Matt Taibbi gained fame when, in covering the 2008 financial crisis for Rolling Stone, he compared executives for Goldman Sachs to “a great vampire squid wrapped around the face of humanity, relentlessly jamming its blood funnel into anything that smells like money.”
In writing “The Divide: American Injustice in the Age of the Wealth Gap,” Taibbi found that the government crafted settlements so banks could stay profitable and executives could keep their jobs while less wealthy citizens facing infractions can face fines, court appearances and even jail time.

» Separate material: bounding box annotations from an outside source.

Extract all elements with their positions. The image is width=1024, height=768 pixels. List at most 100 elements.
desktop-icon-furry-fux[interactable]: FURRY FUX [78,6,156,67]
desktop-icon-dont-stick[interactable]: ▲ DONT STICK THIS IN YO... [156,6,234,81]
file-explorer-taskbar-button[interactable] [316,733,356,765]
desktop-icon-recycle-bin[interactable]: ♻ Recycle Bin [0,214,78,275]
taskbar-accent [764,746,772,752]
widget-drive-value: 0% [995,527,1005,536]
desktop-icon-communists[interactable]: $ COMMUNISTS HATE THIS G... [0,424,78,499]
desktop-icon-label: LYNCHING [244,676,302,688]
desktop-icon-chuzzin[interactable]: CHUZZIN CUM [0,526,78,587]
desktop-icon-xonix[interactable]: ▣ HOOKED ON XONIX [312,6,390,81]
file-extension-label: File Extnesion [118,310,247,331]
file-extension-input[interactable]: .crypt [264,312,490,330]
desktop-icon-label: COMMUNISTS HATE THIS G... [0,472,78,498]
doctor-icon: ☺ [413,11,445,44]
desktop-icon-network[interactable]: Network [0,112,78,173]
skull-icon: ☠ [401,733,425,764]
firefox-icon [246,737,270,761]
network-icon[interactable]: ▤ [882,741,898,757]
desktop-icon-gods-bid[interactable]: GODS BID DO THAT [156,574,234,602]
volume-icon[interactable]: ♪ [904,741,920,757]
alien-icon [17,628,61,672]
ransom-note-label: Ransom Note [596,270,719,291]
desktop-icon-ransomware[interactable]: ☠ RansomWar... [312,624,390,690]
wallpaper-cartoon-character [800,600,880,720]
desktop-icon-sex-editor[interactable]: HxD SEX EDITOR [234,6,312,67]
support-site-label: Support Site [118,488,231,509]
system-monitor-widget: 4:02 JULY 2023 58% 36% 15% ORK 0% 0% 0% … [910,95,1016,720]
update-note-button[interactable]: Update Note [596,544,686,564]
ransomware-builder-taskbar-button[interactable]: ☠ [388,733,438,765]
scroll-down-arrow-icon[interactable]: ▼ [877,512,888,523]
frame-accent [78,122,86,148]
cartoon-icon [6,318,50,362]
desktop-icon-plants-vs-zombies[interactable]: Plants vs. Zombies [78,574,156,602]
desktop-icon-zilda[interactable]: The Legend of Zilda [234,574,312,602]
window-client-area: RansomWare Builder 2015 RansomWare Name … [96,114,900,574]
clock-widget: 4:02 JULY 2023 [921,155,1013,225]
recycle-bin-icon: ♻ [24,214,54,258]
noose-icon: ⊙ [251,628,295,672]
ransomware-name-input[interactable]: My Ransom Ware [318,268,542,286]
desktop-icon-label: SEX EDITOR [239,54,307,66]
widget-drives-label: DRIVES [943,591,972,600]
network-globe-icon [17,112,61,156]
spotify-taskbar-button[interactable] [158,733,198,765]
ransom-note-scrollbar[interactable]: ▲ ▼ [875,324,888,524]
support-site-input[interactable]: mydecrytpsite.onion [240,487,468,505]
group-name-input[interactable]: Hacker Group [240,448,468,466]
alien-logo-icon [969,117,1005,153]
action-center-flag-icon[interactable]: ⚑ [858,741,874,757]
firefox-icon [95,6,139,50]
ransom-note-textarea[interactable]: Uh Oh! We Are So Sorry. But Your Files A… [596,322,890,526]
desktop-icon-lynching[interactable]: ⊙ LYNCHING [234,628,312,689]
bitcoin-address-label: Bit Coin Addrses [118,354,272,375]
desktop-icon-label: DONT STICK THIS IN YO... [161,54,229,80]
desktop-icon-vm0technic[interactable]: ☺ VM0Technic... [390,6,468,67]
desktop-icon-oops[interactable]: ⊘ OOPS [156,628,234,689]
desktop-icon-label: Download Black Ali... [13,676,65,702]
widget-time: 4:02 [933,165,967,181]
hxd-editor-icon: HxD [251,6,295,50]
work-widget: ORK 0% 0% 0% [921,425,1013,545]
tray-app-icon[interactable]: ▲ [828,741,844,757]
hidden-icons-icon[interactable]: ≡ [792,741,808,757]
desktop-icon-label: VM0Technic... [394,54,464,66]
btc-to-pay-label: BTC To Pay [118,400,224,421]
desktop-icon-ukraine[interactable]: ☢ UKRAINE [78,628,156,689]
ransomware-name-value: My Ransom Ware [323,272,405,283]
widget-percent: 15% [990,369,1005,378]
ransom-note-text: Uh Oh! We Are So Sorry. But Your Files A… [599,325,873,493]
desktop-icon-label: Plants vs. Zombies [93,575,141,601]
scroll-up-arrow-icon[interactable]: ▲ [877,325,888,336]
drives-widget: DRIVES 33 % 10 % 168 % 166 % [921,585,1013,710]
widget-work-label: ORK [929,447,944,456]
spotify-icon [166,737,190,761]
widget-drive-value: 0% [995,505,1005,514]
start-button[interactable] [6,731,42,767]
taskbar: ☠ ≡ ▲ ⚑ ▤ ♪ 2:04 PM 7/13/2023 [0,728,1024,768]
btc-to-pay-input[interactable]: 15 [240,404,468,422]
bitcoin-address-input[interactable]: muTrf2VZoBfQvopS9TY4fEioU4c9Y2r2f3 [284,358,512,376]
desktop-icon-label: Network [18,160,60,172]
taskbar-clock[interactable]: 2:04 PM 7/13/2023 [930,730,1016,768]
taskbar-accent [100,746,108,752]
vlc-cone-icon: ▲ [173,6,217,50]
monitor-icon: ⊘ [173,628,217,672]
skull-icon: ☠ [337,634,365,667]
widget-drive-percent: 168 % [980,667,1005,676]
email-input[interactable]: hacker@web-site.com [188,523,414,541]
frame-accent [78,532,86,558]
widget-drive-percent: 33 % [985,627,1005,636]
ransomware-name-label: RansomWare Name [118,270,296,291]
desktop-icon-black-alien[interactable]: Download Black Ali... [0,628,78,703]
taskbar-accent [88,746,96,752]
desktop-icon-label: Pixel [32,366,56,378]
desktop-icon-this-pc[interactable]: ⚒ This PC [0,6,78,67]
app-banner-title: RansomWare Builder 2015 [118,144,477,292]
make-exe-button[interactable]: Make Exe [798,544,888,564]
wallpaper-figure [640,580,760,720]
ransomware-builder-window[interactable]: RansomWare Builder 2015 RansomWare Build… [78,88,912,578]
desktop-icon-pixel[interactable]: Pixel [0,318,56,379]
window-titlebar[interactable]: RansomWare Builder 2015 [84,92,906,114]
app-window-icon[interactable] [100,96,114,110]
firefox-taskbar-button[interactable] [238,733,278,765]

In his new book, “Our Kids,” Harvard professor Robert D. Putnam documented a level of sociological segregation in America that he calls “a virtual apartheid.” He compared high schools in Fullerton and Santa Ana, a mere 10 miles apart. “On paper, they look extraordinarily similar, with the same dollars spent per kid, the same studentteacher ratio, the same number of counselors, and the same physical plant,” Putnam said.
“But the kids [in Fullerton] are rich kids, coming from well-to-do backgrounds, and when they come to school they bring their parents’ expectations, resources, a lot of extras. When the kids come to school in Santa Ana, they bring … experiences with abuse and homicidal gang violence.”
USC law professor Edward D. Kleinbard, meanwhile, described the mountains of “depressing data” he used to write “We Are Better Than That,” which seeks to reframe the conversation about taxing into one about spending, about need the need for a smarter government to restore the social safety net, and how all of this serves to end what he calls a “shameful inequality.”